Georgie Walton is pictured with a Navajo Elder only identified as Ruth - teacher at a Navajo Station

The problems experienced by the Navajo people in the United States were similar to those of Indigenous communities in Australia, says CDU Palmerston lecturer Georgie Walton.

Ms Walton has just returned from the 16th Navajo Studies Conference at the University of New Mexico, Albuquerque, New Mexico.
The Indigenous academic support lecturer learnt about the US’s biggest indigenous culture, its achievements and challenges for the future.

Keynote speakers covered a variety of issues ranging from education, health, business and political priorities of the Navajo people.

Ms Walton attended on behalf of the Gagudju Association, of which she is a committee board member.

She said the Navajo people feared losing their language and culture in a modern society.

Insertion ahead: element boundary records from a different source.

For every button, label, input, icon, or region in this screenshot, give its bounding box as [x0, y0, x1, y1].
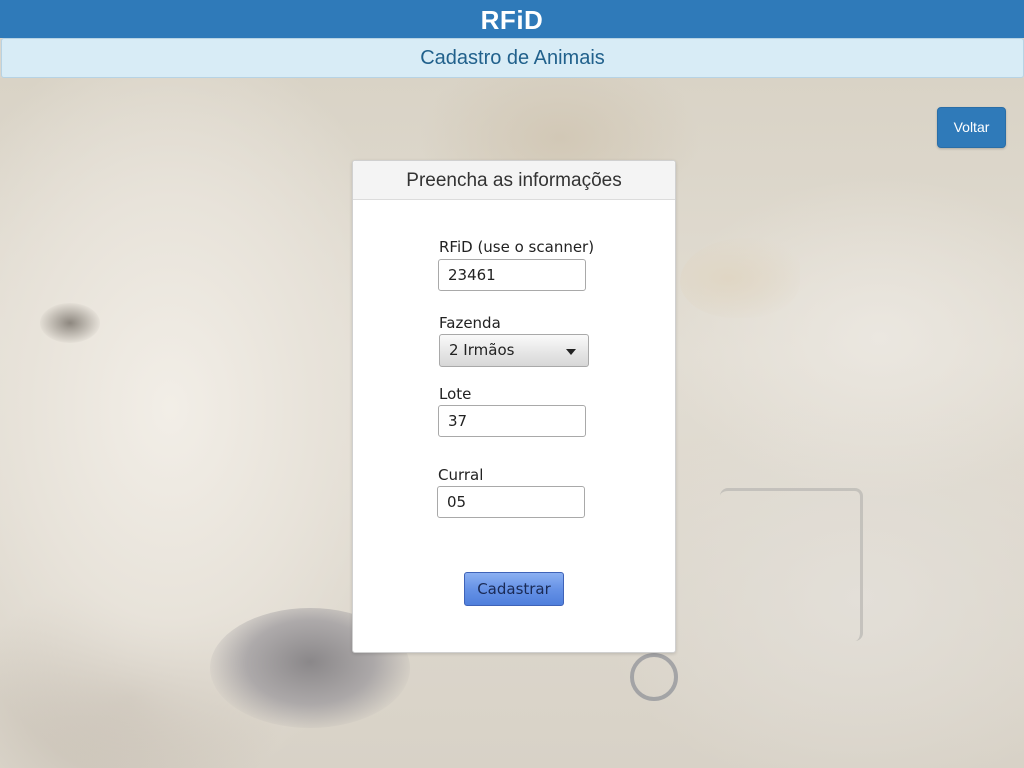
app-title: RFiD [480, 5, 544, 35]
rfid-input[interactable]: 23461 [438, 259, 586, 291]
background-shape [630, 653, 678, 701]
submit-button[interactable]: Cadastrar [464, 572, 564, 606]
page-title: Cadastro de Animais [420, 47, 605, 69]
page-subheader: Cadastro de Animais [1, 38, 1024, 78]
fazenda-selected-value: 2 Irmãos [449, 341, 515, 359]
rfid-label: RFiD (use o scanner) [439, 238, 595, 256]
background-shape [720, 488, 863, 641]
app-window: RFiD Cadastro de Animais Voltar Preencha… [0, 0, 1024, 768]
lote-label: Lote [439, 385, 472, 403]
lote-input[interactable]: 37 [438, 405, 586, 437]
fazenda-select[interactable]: 2 Irmãos [439, 334, 589, 367]
background-shape [680, 238, 800, 318]
fazenda-label: Fazenda [439, 314, 501, 332]
back-button[interactable]: Voltar [937, 107, 1006, 148]
curral-input[interactable]: 05 [437, 486, 585, 518]
curral-label: Curral [438, 466, 484, 484]
background-shape [40, 303, 100, 343]
form-card: Preencha as informações RFiD (use o scan… [352, 160, 676, 653]
chevron-down-icon [566, 349, 576, 355]
form-heading: Preencha as informações [353, 161, 675, 200]
app-title-bar: RFiD [0, 0, 1024, 38]
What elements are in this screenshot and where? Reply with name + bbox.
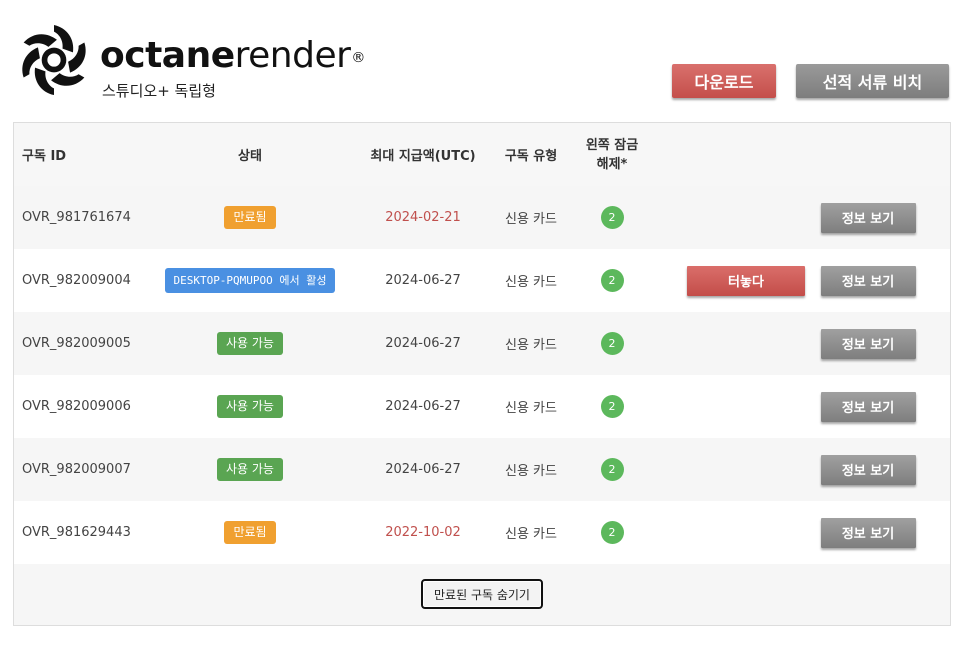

‘This group of Navajo academics and community representatives were very clear about their future and what they wanted to achieve,’ she says. ‘And they refused to let the past historical issues effect their pathway into the future.’

They also closely identified with land, with many choosing to live on established reservations, which heightened their sense of community, culture, language and support for each other.

Ms Walton says she learnt about successful programs in health education, business and enterprise driven by the Navajo people.

She says much of the information from the conference will assist her in identifying strategies for the future of Indigenous communities, particularly in relation to the retention of Indigenous students at university.

‘The Navajo motivation and resolve is inspirational and they have a real thirst for education, which is encouraged by the older generations who have not been able to experience the same opportunities,” she says.

Speakers called on the Navajo to return their communities and help train young people. Many of them have progressed to university education and become doctors, lawyers, authors, teachers and even politicians.

Ms Walton said it was inspiring to see how the Navajo nurtured, mentored and encouraged the younger generations.